今思うは
「まぁ、麻宮が帰るって言うから俺も帰ってきたんですよ。で、藤花さんは何をしてたんですか?」
店の奥へと歩きながら答える陸人。左右に陳列された骨董に目もくれず、奥のカウンターへと向かう。
「ちょっと古書の整理をな。君が可愛い後輩君と会っている間にいい本が手に入ったんだ」
藤花は再度陸人に背を向け、後ろにあった大きな木棚から一冊の本を手に取ると、これまた年季を感じさせる落ち着いた茶色のカウンターの上に置いた。
「これは万葉集の写本だ。まだ鑑定は出していないが、私の見立てでは江戸時代のものだろう」
「ま、万葉集ですか」
藤花は白い手袋をはめた手でページを繰りながら、うっとりした様子で語る。陸人はそれに複雑な心境で相づちを打った。
「ん、どうした陸人よ。いくら蒙昧なお前とて万葉集を知らないわけではあるまい」
「いや、知ってますよ。例えば、ほら、高橋虫麻呂? とか」
なんとか藤花を誤魔化そうと、陸人は今さっき覚えた人名をぎこちなくも口にした。すると藤花は、それが予想外だったのか少し驚いたように目を開く。しかしその後、すぐに何かを悟った様な邪悪な笑みを浮かべた。
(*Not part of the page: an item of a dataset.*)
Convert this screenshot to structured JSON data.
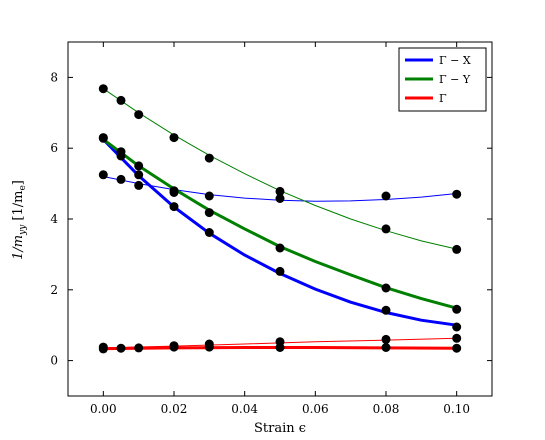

「ほう。虫麻呂とはまた渋いところをつくな。伝説歌人として知られた御仁だが、私は第三期の中では山部赤人が好きだな。そう、柿本人麻呂と共に『歌聖』と賞された人物だ。彼の遺した和歌たちは日本各地の情景を雄弁に物語っている。おそらく諸国を旅したのだろう。その熱意もさることながら、技術面でも大変素晴らしい。叙景歌を詠ませたら右に出る者はいなかっただろう。何と言ってもあの紀貫之をして、赤人の腕は人麻呂よりも上である、と言わしめた程だからな。やはり万葉集を語る上で外せぬ人物だろう。そうは思わないかね、陸人よ」
「……すみません。俺にもわかるようにお願いします」
藤花の濁流のような言葉の猛攻に全くついていけない陸人は、素直に負けを認めざるを得なかった。
「ふふっ、やはり俄の知識だったか。どうせ静流ちゃんの受け売りなんだろう」
「ご明察です……」
愉快そうに笑う藤花に陸人は返す言葉もなく、ただただ肯定した。面白そうに口元をほころばせていた藤花だったが、次に口を開いた時、その表情は一転真剣なものへと変わった。
「いいか陸人よ。他人から授かった知識は大いに振るえ。だがそれは自ら十全に調べた後だ。何も行動を起こさなければ、その知識は錆びた剣は疎か、己を傷つける棘となるだろう」
「……」
藤花は陸人の目を見てそう言った。曇りなく、澄み切った瞳で。陸人はというと、そんな藤花の瞳を少し戸惑いながら見つめていた。
「まぁ」
藤花は再び口角を上げ微笑む。その様子は先ほどまでの真剣な様子とは程遠く穏やかな、それでいてどこか無邪気な笑みだった。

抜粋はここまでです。